Randy Milbrath, Senior Partner and Architect at RDG Planning & Design in Omaha works with churches to create an inclusive view of engagement. He shares, “Engagement won’t happen if basic needs are not provided for everyone in a gracious way.”

At First Lutheran Church in Lincoln, Nebraska, the congregation provided a single-user restroom with an adult changing table that has a discrete visual entrance. “This design feature was included to provide a level of assistance for a caregiver,” explains Milbrath. “Without this design feature, some individuals wouldn’t attend events at the church.”

RDG also worked for inclusion of active technologies that support hearing and the hearing impaired, such as announcement display areas in meeting and forum spaces and in the lobby. About 20 percent of Americans report some degree of hearing loss, and that number jumps to 33 percent over the age of 65. Consideration of how different populations will experience the worship facilities can make a big difference in how easy it is to connect.

Crafting an outward focus engages congregations with community.

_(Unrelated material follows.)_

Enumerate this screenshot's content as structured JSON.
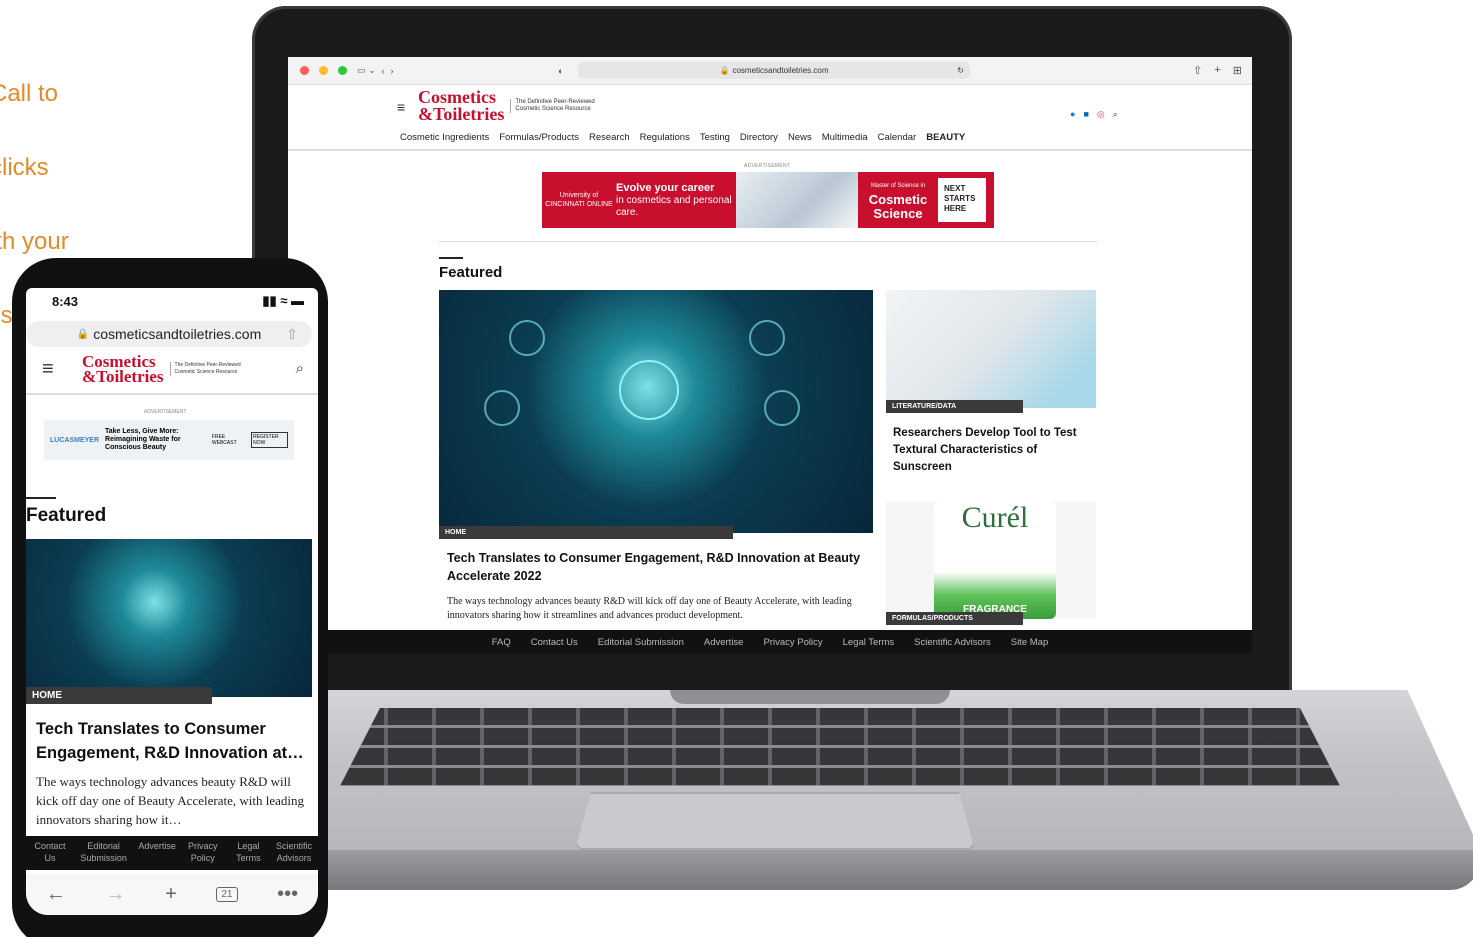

Nicole L. Thompson of Station19 Architects in Minneapolis, Minnesota shares one of her most significant strategies to creating engagement, which is to reverse the focus of the building. “We’ve seen a shift in churches from being inward-focused to becoming outward-focused. But many churches are still stuck in buildings that feel closed off. Opening up facilities to the neighborhood creates a sense of welcome. People can see that the light is on.”

For Sanctuary Covenant Church in North Minneapolis, the site selection was important to create that open door. They wanted to create an asset for the community that was inviting, open, comfortable and easy to find. Station19 worked with the church to select an underutilized site with condemned and empty buildings. One of the buildings on the lot was salvaged—a heavy block warehouse building—to become the spacious, bright lobby for their new worship center. This unique facility is one shared with the community for a variety of events.

Engagement by design.

Designing for engagement is a unique skillset. It’s a mix of architecture, mission, and an understanding of the group dynamics of human behavior.

Imagine what could happen if your facility was strategically designed to spark connections.